Sekitar pukul 14.30, wajah-wajah lelah terlihat mulai memasuki ruangan kepala sekolah SMA Bina Siswa satu per satu. Mereka adalah pendidik sejati anak bangsa yang telah mengabdikan diri di sekolah ini selama kurang lebih lima tahun terakhir. Memang lima tahun bukanlah ukuran waktu yang lama untuk sebuah pengabdian, bukan karena apa-apa, akan tetapi memang karena SMA Bina Siswa memang baru berdiri lima tahun yang lalu. Sekolah ini berada di tempat yang jauh dari keramaian karena letaknya yang terpencil. SMA Bina Siswa berdiri di atas tanah wakaf dari seorang dermawan yang memimpikan perubahan bagi anak-anak kampungnya. Beberapa waktu sebelum meninggal, beliau menemukan beberapa pemuda yang datang secara ikhlas dan sabar ke kampungnya untuk berbagi ilmu kehidupan. Singkat cerita, para pemuda itu kini menjadi personil pendidik sejati, yang siap mengantarkan anak-anak kampung itu agar tidak hanya sekedar menjadi tukang kayu, pembuat batu-bata, apalagi cuma ngangon kambing. 


Pak Pri, bapak kepala sekolah, akan memimpin langsung rapat rutin ini. Para pendidik yang baru datang segera menduduki tempat duduk yang sudah tersedia. Tidak ada yang mewah di dalam ruang kepala sekolah itu. Meja, kursi, lemari, semuanya biasa saja, hasil dari sumbangan orang-orang yang masih peduli dengan pendidikan. Mungkin satu-satunya yang agak canggih adalah sebuah komputer tua yang mentereng di atas meja Pak Pri. “Assalamualaikum warahmatullahi wabarakatuh,” Pak Pri membuka rapat dengan sangat santun. “Terima kasih atas kesediaan rekan-rekan sekalian sudah datang di rapat rutin bulanan kita ini. Pada kesempatan kali ini, saya ingin membahas beberapa laporan guru yang menyatakan bahwa banyak murid yang keluar masuk sekolah tanpa ijin.” Lanjutnya.


Keluar masuk sekolah tanpa ijin memang sedang tren di kalangan murid SMA Bina Siswa akhir-akhir ini. Mungkin karena bosan dengan pelajaran, ada masalah sama teman, ingin mencari sesuatu di luar sekolah, entahlah, belum diketahui secara pasti apa sebabnya.

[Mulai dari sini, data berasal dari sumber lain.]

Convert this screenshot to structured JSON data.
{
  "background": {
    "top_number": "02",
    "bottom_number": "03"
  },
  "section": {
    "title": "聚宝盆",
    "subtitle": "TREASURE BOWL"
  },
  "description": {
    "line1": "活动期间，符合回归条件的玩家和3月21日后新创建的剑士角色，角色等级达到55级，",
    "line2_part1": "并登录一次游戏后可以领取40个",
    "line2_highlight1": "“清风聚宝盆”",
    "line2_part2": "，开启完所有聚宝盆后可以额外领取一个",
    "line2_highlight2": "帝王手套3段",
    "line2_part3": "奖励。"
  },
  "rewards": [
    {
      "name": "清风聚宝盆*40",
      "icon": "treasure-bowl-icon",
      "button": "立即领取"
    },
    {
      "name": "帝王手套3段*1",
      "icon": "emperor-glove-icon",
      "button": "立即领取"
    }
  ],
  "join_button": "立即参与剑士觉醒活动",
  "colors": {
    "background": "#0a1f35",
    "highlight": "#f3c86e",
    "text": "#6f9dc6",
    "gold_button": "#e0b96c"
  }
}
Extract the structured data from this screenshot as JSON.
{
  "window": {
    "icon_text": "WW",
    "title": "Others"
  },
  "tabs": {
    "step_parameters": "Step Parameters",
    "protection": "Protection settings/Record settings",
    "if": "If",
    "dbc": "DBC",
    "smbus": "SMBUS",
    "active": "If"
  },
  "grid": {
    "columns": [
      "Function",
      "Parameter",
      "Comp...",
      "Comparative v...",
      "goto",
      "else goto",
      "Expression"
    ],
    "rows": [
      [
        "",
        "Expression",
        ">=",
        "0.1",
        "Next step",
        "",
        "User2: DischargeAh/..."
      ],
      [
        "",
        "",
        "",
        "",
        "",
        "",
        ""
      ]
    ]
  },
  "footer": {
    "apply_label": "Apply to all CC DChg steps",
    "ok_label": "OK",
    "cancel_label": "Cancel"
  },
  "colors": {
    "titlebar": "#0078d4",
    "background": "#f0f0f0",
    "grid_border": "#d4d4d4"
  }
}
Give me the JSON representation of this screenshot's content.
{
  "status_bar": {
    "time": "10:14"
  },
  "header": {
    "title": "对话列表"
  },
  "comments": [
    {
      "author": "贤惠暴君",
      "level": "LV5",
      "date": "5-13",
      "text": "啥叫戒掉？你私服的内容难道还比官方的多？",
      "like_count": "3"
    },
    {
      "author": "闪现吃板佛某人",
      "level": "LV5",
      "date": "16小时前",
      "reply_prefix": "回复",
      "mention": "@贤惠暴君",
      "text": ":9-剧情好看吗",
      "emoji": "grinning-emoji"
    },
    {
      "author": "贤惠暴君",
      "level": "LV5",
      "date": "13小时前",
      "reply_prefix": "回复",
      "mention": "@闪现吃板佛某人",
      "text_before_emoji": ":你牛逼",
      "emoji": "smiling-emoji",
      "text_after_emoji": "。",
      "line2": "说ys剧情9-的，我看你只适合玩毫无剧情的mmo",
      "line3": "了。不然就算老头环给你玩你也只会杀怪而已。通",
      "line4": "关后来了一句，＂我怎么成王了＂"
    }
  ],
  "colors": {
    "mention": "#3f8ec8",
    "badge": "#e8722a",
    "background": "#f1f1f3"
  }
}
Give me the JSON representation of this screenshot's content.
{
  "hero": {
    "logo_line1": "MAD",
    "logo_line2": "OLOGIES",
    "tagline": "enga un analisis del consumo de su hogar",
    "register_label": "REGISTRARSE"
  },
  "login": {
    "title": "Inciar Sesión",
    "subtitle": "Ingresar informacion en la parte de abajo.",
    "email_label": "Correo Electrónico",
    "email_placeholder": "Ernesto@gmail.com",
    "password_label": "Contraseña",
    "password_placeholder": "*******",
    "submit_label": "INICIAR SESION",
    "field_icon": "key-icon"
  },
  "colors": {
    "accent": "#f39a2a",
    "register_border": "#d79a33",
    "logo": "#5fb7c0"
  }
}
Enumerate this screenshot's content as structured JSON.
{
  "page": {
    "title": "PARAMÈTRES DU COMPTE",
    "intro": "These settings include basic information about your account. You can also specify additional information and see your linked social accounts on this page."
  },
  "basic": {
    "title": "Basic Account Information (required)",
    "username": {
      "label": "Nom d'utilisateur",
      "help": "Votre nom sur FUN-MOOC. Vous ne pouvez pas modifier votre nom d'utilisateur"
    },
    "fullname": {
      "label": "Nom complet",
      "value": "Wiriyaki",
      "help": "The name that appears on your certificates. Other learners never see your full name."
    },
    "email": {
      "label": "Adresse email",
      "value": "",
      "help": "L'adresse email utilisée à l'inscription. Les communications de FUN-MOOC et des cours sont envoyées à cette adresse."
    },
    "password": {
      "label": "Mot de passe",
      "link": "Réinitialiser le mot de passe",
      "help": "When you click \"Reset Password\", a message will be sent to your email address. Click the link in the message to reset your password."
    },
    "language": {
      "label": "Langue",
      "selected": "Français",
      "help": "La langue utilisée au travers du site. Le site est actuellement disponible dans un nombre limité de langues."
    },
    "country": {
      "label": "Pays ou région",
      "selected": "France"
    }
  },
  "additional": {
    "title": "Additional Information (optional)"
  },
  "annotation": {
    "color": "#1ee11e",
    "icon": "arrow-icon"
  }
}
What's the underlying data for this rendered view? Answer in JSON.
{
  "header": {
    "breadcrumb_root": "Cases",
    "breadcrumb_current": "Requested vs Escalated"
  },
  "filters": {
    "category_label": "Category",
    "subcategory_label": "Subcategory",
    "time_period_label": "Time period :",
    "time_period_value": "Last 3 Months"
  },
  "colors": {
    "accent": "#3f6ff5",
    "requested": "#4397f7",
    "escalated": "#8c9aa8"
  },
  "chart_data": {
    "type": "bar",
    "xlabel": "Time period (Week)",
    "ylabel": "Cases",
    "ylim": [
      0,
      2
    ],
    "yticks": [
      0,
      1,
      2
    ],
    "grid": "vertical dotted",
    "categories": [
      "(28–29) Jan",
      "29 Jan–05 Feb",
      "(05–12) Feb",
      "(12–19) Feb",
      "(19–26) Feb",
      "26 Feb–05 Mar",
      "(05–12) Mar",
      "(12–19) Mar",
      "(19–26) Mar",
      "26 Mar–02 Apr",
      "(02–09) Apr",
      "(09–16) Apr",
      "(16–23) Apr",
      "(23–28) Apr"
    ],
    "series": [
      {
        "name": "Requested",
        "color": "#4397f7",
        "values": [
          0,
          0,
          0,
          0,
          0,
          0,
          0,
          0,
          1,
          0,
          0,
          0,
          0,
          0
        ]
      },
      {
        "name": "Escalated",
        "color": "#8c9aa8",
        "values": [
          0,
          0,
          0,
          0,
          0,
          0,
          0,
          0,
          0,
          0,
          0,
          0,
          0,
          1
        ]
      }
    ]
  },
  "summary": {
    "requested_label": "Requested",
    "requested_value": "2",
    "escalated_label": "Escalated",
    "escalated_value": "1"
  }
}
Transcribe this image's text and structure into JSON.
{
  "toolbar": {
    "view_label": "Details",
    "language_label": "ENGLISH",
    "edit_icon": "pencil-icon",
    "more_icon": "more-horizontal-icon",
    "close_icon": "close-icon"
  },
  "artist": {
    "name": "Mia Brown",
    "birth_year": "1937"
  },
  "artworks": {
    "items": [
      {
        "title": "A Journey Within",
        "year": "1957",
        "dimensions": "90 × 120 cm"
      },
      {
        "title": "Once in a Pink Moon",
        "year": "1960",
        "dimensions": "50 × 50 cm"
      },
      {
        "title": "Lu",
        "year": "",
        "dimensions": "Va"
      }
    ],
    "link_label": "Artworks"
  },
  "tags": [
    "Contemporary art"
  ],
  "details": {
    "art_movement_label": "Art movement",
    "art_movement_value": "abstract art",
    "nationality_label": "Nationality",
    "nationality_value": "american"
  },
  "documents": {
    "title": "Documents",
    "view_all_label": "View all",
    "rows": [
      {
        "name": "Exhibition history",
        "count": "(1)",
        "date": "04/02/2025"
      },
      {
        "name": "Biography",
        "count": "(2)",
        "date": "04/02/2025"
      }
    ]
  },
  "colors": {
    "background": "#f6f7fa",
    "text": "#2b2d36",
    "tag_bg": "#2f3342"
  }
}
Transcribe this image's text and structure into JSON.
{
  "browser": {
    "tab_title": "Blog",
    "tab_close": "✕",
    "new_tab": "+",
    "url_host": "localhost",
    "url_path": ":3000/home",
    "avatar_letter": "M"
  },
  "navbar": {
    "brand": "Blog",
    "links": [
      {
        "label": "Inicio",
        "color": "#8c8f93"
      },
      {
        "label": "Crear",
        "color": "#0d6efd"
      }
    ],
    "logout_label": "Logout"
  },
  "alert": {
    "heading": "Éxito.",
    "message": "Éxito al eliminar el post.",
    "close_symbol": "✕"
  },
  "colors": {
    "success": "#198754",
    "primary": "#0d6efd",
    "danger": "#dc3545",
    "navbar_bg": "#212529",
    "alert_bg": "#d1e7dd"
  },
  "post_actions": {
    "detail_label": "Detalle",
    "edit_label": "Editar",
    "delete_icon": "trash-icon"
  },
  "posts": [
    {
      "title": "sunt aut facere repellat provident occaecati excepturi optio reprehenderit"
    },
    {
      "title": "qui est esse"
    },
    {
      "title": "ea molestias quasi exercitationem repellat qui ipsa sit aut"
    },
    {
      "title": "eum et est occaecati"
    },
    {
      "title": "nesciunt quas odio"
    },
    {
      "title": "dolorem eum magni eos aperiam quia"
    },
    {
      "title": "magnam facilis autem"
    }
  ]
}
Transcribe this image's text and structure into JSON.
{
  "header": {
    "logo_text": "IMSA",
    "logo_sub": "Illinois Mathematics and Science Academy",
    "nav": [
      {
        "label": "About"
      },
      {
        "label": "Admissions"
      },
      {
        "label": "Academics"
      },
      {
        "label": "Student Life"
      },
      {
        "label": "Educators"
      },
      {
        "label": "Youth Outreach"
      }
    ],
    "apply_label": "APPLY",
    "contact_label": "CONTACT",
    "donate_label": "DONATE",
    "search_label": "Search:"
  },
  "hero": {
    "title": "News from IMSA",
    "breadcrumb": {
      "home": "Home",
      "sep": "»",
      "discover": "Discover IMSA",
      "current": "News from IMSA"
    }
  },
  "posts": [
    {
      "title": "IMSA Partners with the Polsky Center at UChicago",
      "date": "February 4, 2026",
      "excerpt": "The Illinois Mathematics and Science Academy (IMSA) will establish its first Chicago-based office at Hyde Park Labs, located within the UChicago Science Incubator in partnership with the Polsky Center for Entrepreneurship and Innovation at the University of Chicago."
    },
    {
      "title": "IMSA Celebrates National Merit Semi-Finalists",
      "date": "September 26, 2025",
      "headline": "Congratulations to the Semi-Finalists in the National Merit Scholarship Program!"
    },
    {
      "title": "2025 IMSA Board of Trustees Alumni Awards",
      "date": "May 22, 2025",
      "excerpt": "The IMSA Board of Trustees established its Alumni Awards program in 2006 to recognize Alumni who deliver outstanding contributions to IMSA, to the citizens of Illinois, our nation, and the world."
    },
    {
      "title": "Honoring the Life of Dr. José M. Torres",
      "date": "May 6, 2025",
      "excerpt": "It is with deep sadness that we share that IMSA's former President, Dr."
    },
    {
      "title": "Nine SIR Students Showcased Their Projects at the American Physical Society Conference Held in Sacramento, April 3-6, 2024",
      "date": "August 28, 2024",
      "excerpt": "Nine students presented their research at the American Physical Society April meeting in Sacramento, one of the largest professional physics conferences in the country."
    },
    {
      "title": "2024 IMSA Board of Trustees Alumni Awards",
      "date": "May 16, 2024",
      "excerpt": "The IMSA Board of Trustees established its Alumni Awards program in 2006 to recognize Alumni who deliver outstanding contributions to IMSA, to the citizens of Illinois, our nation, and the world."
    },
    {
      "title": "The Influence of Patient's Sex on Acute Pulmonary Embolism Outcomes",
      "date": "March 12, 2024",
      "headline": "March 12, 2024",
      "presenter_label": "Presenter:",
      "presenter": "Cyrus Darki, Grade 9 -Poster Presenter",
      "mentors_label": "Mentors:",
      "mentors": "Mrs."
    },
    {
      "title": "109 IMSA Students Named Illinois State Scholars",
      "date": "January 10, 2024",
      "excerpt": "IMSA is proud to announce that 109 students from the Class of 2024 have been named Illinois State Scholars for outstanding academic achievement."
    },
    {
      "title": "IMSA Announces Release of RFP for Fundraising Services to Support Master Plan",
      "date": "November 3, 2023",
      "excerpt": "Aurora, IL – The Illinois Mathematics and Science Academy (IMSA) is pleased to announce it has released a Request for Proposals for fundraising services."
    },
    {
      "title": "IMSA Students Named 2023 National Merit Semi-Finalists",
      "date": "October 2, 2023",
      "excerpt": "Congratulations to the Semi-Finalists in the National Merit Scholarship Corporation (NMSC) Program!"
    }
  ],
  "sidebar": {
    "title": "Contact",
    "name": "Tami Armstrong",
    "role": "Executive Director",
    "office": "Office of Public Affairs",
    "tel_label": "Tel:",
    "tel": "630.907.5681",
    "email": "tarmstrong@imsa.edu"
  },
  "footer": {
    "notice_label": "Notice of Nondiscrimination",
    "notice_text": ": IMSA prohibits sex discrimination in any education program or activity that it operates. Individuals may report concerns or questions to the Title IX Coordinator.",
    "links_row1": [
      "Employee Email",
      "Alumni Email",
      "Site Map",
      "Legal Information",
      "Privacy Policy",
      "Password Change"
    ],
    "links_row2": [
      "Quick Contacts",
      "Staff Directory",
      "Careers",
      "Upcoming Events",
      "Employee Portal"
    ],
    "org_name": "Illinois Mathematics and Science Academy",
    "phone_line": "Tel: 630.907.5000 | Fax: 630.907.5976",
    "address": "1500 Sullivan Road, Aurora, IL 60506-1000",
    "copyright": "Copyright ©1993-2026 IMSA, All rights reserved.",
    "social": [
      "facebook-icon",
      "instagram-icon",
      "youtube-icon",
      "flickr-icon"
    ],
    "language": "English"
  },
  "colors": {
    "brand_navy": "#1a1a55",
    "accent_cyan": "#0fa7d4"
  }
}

Tentunya hal ini menjadi sebuah masalah bagi pendidik-pendidik itu. Bukan karena absen yang nantinya akan bolong-bolong atau apalagi karena mereka merasa diremehkan oleh murid-murid itu, melainkan mereka khawatir hal ini akan merugikan anak-anak tadi. Mereka akan ketinggalan pelajaran, tidak tahu satu dua konsep yang diajarkan di hari itu, dan mereka akan jadi anak yang rugi.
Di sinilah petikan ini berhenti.